The new major championship season in golf — one each month, starting with the Masters in April — could take time before players can adjust. And that was just the start. Throw in the Olympics and the Ryder Cup next year, and the schedule will be relentless.
“I felt like majors were coming almost too fast, one after the other,” Francesco Molinari said. “And to add the Olympic Games, too, it’s not going to be an easy year for anyone. … So that’s how golf is right now, and we just need to make the most of it.”
It wasn’t that big of a deal for Tiger Woods, who played only 16 competition rounds in those 102 days. Woods pledged late last year that he wasn’t going to be playing as much, and he lived up to his word.
“It seems yesterday we were playing in Augusta and, all of a sudden, the four majors are gone,” said Molinari, who is skipping the World Golf Championships event this week in Memphis, Tennessee. “So I think it’s something that hopefully next year we will get more used to it. But this year it’s been a big change.”
The Italian wasn’t alone in his thinking.
“The schedule has been tough this year,” Tommy Fleetwood said. “If you’re not playing great, you actually don’t have time this year to develop your game because you don’t have that time to take periods off, really. You’re constantly playing and you always have to turn up and perform with the way that it goes.”
Justin Rose touched on this at the Wells Fargo Championship in early May. He said for years, the Masters ended and players didn’t have to think about majors for nearly two months. He felt the schedule was too condensed, which he attributed to the FedEx Cup wanting to finish in August ahead of football season.

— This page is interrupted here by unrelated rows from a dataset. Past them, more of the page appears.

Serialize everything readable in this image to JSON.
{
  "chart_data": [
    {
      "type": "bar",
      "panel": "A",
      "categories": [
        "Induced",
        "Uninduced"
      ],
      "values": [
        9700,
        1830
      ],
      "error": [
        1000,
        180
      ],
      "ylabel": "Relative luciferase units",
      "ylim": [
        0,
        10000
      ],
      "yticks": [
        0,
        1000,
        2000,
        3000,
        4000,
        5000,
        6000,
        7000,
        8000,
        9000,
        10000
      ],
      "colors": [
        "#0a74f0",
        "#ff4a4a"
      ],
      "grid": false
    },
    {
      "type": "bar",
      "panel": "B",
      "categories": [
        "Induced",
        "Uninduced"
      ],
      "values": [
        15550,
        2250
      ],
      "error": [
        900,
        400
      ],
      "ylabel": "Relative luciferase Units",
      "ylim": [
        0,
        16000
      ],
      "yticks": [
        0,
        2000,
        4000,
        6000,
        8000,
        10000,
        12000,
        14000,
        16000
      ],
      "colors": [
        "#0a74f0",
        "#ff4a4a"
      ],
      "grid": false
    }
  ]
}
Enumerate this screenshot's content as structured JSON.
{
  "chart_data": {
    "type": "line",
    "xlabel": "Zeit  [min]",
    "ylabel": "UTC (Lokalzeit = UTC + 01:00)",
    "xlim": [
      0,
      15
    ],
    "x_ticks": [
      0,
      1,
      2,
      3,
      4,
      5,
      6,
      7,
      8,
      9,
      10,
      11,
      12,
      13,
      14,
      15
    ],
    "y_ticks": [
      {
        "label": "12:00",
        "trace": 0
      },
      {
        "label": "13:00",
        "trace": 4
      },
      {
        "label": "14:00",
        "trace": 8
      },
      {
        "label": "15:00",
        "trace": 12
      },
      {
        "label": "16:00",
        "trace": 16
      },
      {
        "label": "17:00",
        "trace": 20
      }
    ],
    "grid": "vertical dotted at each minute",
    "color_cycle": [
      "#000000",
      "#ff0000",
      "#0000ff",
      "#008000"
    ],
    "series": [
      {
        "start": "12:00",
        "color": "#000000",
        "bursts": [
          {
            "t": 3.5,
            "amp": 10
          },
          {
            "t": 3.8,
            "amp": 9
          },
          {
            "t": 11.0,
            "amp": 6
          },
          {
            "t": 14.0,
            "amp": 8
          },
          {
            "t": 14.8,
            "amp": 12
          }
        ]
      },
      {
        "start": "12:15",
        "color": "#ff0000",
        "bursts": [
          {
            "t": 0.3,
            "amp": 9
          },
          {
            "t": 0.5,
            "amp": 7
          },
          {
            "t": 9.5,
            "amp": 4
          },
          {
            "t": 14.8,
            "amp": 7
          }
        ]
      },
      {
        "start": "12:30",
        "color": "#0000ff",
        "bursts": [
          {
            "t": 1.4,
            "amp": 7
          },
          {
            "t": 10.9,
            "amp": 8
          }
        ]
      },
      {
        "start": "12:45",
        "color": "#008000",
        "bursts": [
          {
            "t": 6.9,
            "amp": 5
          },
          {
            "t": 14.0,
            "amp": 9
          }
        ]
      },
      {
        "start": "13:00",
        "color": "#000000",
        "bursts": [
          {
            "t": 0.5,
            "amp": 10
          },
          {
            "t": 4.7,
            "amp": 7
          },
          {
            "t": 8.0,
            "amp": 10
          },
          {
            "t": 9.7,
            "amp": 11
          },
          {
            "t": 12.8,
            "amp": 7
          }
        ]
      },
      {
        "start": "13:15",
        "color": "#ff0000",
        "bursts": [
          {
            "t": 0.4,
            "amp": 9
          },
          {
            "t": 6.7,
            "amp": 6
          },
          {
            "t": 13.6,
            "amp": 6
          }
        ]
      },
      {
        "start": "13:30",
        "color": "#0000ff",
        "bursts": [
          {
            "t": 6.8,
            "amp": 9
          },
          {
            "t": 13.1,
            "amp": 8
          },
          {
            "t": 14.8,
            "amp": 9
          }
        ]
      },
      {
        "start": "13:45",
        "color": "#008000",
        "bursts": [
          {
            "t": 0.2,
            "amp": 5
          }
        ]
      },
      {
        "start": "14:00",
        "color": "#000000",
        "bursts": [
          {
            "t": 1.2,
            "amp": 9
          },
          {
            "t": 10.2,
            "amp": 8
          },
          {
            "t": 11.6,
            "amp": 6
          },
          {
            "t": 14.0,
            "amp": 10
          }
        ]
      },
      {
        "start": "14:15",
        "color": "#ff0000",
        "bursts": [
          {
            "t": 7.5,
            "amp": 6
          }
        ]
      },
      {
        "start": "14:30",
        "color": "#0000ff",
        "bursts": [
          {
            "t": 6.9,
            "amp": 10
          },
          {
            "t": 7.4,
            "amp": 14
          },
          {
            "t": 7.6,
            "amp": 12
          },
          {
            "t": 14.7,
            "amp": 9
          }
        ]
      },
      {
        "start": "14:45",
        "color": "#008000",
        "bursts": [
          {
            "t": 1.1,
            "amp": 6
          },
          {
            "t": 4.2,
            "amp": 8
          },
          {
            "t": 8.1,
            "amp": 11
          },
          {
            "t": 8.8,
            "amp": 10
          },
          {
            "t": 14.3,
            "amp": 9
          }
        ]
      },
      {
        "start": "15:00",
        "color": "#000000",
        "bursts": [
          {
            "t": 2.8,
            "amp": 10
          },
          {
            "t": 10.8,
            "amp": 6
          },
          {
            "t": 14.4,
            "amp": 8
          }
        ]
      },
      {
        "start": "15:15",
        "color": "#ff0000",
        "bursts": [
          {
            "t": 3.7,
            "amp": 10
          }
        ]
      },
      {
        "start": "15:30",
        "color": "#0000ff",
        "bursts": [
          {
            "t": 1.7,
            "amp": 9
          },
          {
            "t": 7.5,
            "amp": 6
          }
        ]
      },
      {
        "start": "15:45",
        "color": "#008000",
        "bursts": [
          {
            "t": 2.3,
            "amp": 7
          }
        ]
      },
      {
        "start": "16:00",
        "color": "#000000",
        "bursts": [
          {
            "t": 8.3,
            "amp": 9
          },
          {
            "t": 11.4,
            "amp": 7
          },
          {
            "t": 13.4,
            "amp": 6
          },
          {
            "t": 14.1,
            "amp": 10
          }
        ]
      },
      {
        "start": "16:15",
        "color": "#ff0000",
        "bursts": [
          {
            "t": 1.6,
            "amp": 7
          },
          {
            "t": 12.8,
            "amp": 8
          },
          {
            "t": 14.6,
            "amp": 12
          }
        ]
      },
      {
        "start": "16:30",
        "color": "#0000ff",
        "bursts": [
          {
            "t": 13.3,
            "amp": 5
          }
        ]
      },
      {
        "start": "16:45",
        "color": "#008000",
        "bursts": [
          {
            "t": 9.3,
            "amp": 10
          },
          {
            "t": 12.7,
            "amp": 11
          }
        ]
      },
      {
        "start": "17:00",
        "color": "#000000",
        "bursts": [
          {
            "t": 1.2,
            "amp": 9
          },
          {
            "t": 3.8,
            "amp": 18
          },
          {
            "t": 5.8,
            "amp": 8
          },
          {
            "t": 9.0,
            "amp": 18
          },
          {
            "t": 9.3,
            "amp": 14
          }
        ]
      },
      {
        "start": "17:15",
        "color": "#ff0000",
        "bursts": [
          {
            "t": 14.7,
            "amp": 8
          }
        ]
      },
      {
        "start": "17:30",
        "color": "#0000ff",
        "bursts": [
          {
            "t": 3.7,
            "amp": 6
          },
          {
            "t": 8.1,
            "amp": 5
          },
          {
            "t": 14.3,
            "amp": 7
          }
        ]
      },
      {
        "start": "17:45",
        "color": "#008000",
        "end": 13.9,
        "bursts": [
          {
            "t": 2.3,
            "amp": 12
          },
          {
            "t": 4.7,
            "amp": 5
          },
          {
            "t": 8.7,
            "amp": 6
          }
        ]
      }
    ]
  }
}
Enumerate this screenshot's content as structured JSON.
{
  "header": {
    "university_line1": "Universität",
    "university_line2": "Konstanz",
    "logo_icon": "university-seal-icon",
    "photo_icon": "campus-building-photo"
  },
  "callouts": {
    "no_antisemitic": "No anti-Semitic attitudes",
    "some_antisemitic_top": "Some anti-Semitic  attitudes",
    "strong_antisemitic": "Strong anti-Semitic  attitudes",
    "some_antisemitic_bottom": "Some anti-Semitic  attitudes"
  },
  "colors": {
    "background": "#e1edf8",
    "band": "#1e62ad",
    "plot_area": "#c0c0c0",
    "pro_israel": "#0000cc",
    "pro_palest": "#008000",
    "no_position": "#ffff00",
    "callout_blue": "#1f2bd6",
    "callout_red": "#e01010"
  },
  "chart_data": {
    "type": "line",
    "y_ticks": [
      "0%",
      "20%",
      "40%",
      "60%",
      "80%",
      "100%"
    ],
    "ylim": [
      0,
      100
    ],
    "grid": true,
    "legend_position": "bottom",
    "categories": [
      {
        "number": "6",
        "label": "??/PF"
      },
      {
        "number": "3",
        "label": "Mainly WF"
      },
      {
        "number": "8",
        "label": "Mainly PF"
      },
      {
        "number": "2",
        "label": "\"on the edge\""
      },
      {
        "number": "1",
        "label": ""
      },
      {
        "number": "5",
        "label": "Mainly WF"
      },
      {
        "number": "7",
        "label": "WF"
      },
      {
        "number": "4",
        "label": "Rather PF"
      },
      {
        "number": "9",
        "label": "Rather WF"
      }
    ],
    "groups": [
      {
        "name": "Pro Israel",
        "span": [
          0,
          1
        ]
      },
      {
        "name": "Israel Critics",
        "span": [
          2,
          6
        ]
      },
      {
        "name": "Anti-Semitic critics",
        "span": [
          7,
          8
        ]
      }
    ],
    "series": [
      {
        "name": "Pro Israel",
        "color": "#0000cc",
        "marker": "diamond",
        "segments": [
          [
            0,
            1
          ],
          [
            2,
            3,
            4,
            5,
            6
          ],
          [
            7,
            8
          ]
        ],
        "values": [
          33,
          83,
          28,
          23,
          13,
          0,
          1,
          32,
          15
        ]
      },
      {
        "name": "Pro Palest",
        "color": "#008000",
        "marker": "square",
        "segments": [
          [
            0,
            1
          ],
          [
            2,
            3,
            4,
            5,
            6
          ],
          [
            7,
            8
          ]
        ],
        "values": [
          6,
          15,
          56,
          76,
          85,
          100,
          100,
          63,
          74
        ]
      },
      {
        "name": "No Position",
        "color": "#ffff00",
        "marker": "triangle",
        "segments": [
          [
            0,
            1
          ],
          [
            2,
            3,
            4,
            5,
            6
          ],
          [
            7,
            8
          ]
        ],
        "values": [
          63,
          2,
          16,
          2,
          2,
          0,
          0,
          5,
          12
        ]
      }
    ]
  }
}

Rose won the FedEx Cup last year, along with the $10 million bonus.
“For me, a major championship should be the things that are protected the most,” Rose said. “That’s how all of our careers ultimately are going to be measured.”
This season, 18 golfers made the cut in all four majors — the most since 2015 and an increase of 11 from 2018. Among them were Rickie Fowler, Brooks Koepka, Dustin Johnson, Matt Wallace and Cameron Smith.
The only golfer who missed the cut in all four majors was Shugo Imahira, who received a special foreign invitation to the Masters this year.
There are 263 days between the end of the Open Championship and the start of the Masters next year. That’s the longest gap between majors since 1971, when the PGA Championship was held in Florida and moved to February. The Open ended on July 15 that year.